I go from office to office, smiling when I’d love to be growling, repeating the same lines to the same women. “Yes, my name is Rudy Baylor, and I’m a third-year law student at Memphis State. I’d like to speak to Mr. Whoever about a job.”

“A what?” they often ask. And I continue smiling as I hand over the résumé and ask again to see Mr. Bigshot. Mr. Bigshot is always too busy, so they brush me aside with the promise that someone will get back to me.

THE GRANGER SECTION of Memphis is north of downtown. Its rows of cramped brick houses on shaded streets provide irrefutable evidence of a suburb thrown together when the Second War ended and the Boomers began building. They took good jobs in nearby factories. They planted trees in the front lawns and built patios over the rear ones. With time, the mobile Boomers moved east and built nicer homes, and Granger slowly became a mixture of retired pensioners and lower-class whites and blacks.

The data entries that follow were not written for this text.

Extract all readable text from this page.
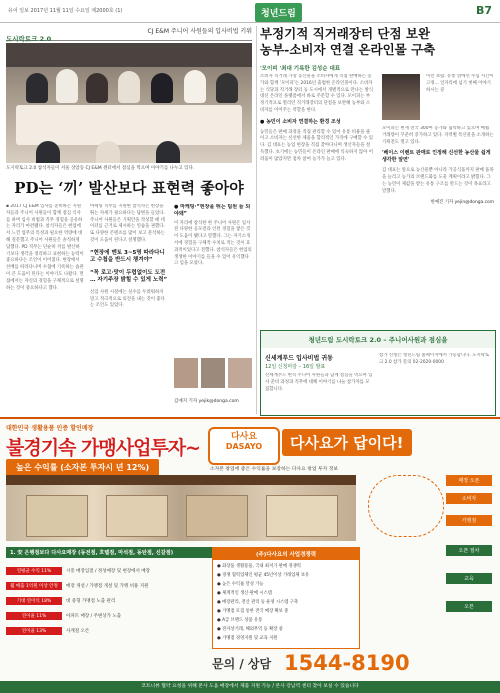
유어 일보 2017년 11월 11일 수요일 제2000호 (1)	청년드림	B7
도시락토크 2.0
CJ E&M 주니어 사원들의 입사비법 키워
도시락토크 2.0 참석자들이 서울 상암동 CJ E&M 센터에서 점심을 먹으며 이야기를 나누고 있다.
PD는 ‘끼’ 발산보다 표현력 좋아야
▪ 2017 CJ E&M 입사를 준비하는 지원자들과 주니어 사원들이 함께 점심 식사를 하며 입사 비법과 직무 경험을 공유하는 자리가 마련됐다. 참석자들은 현업에서 느낀 업무의 특성과 필요한 역량에 대해 질문했고 주니어 사원들은 솔직하게 답했다. PD 직무는 단순히 끼를 발산하기보다 생각을 정리하고 표현하는 능력이 중요하다는 조언이 이어졌다. 현장에서 선배를 따라다니며 수첩에 기록하는 습관이 큰 도움이 된다는 이야기도 나왔다. 면접에서는 자신의 경험을 구체적으로 설명하는 것이 중요하다고 했다.
마케팅 직무를 지원한 참석자는 현장을 뛰는 자세가 필요하다는 답변을 들었다. 주니어 사원들은 기획안을 작성할 때 데이터를 근거로 제시하는 연습을 권했다. 또 다양한 콘텐츠를 많이 보고 분석하는 것이 도움이 된다고 설명했다.
“현장에 멘토 3~5명 따라다니고 수첩을 반드시 챙겨야”
“꼭 로고·맛이 두렵없이도 도전 … 자기주장 밝힐 수 있게 노력”
신입 사원 시절에는 실수를 두려워하지 말고 적극적으로 의견을 내는 것이 좋다는 조언도 있었다.
● 마케팅·“현장을 뛰는 팀원 늘 되야돼”
이 자리에 참석한 한 주니어 사원은 입사 전 다양한 공모전과 인턴 경험을 쌓은 것이 도움이 됐다고 말했다. 그는 자기소개서에 경험을 구체적 수치로 적는 것이 효과적이었다고 전했다. 참석자들은 현업의 생생한 이야기를 들을 수 있어 유익했다고 입을 모았다.
김예지 기자 yejik@donga.com
부정기적 직거래장터 단점 보완
농부-소비자 연결 온라인몰 구축
'모이피 '최대 기록한 김성순 대표
소비자 직거래 가장 농산물을 소비자에게 직접 판매하는 농가와 함께 '모이피'는 2016년 출범한 온라인몰이다. 소비자는 식당과 직거래 장터 등 도시에서 개별적으로 만나는 방식 대신 온라인 플랫폼에서 바로 주문할 수 있다. 모이피는 부정기적으로 열리던 직거래장터의 단점을 보완해 농부와 소비자를 이어주는 역할을 한다.
● 농민이 소비자 연결하는 환경 조성
농민들은 판매 과정을 직접 관리할 수 있어 유통 비용을 줄이고 소비자는 신선한 제품을 합리적인 가격에 구매할 수 있다. 김 대표는 농업 현장을 직접 찾아다니며 생산자들을 설득했다. 초기에는 농민들이 온라인 판매에 익숙하지 않아 어려움이 많았지만 점차 참여 농가가 늘고 있다.
이런 보람. 유통 밖에선 수십 시간이 고정... 일자리에 넘기 첫째 이야기 하시는 분
모이피는 현재 전국 300여 농가와 협력하고 있으며 매월 거래량이 꾸준히 증가하고 있다. 지역별 특산물을 소개하는 기획전도 열고 있다.
'베이스 이벤트 판매로 인정해 신선한 농산물 쉽게 생각한 알면'
김 대표는 앞으로 농산물뿐 아니라 가공식품까지 판매 품목을 늘리고 농가의 브랜드화를 도울 계획이라고 밝혔다. 그는 농민이 제값을 받는 유통 구조를 만드는 것이 목표라고 말했다.
한예진 기자 yejin@donga.com
청년드림 도시락토크 2.0 – 주니어사원과 점심을
신세계푸드 입사비법 귀동
12일 신청마감 – 16일 발표
참가 신청은 청년드림 홈페이지에서 가능합니다. 도시락토크 2.0 참가 문의 02-2020-0000
신세계푸드 현직 주니어 사원들과 함께 점심을 먹으며 입사 준비 과정과 직무에 대해 이야기를 나눌 참가자를 모집합니다.
대한민국 생활용품 인증 할인매장
불경기속 가맹사업투자~
높은 수익률 (소자본 투자시 년 12%)
다사요
DASAYO	다사요가 답이다!
소자본 창업에 좋은 수익률을 보장하는 다사요 창업 투자 정보
매장 오픈
소비자
가맹점
오픈 절차
교육
오픈
1. 安 은행점보다 다사요매장 (동전점, 호텔점, 마석점, 동탄점, 신갈점)
연평균 수익 11%	시흥 매장입점 / 정성매장 및 현장에서 매장
월 매출 1억원 이상 안정	매장 개설 / 가맹점 개설 및 가맹 비용 지원
기대 연이익 18%	대 중형 가맹점 노출 관리
연이율 11%	아파트 매장 / 주변상가 노출
연이율 13%	사계절 오픈
(주)다사요의 사업경쟁력
● 화장품 생활용품, 국내 최저가 판매 경쟁력
● 경쟁 협력업체인 평균 45년이상 거래업체 보유
● 높은 수익률 달성 가능
● 체계적인 생산·판매 시스템
● 매장관리, 전산 관리 등 운영 시스템 구축
● 가맹점 모집 통한 전국 매장 확보 중
● A급 브랜드 상품 유통
● 전자상거래, 해외무역 등 확장 중
● 가맹점 경영지원 및 교육 지원
문의 / 상담 1544-8190
코트니뷰 협약 요청을 위해 본사 도움 매장에서 제품 지원 가능 / 본사 강남역 센터 찾아 보실 수 있습니다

The home of Dot and Buddy Black looks just like a thousand others. It sits on a flat plot of no more than eighty by a hundred feet. Something has happened to the obligatory shade tree in the front yard. An old Chevrolet
sits in the one-car garage. The grass and shrubs are neatly trimmed.

To the left, the neighbor is in the process of rebuilding a hot rod, parts and tires strewn all the way to the street. To the right, the neighbor has fenced in the entire front yard, chain link with weeds a foot high growing in it. Two Dobermans patrol the dirt path just inside the fence.

I park in their drive behind the Chevrolet, and the Dobermans, not five feet away, snarl at me.

It’s mid-afternoon and the temperature is pushing ninety. The windows and doors are open. I peek through the front door, a screen, and tap lightly.

I do not enjoy being here because I have no desire to see Donny Ray Black. I suspect he’s just as sick and just as emaciated as his mother described, and I have a weak stomach.

She comes to the door, menthol in hand, and glares at me through the screen.

“It’s me, Mrs. Black. Rudy Baylor. We met last week at Cypress Gardens.”

Door-to-door salesmen must be a nuisance in Granger, because she glares at me with a blank face. She takes a step closer, and sticks the cigarette between her lips.

“Remember? I’m handling your case against Great Benefit.”

“I thought you was a Jehovah’s Witness.”

“Well, I’m not, Mrs. Black.”

“Name’s Dot. I thought I told you that.”

“Okay, Dot.”

“Damned people drive us crazy. Them and the Mormons. Get the Boy Scouts on Saturday mornin’ sellin’ doughnuts before sunrise. What do you want?”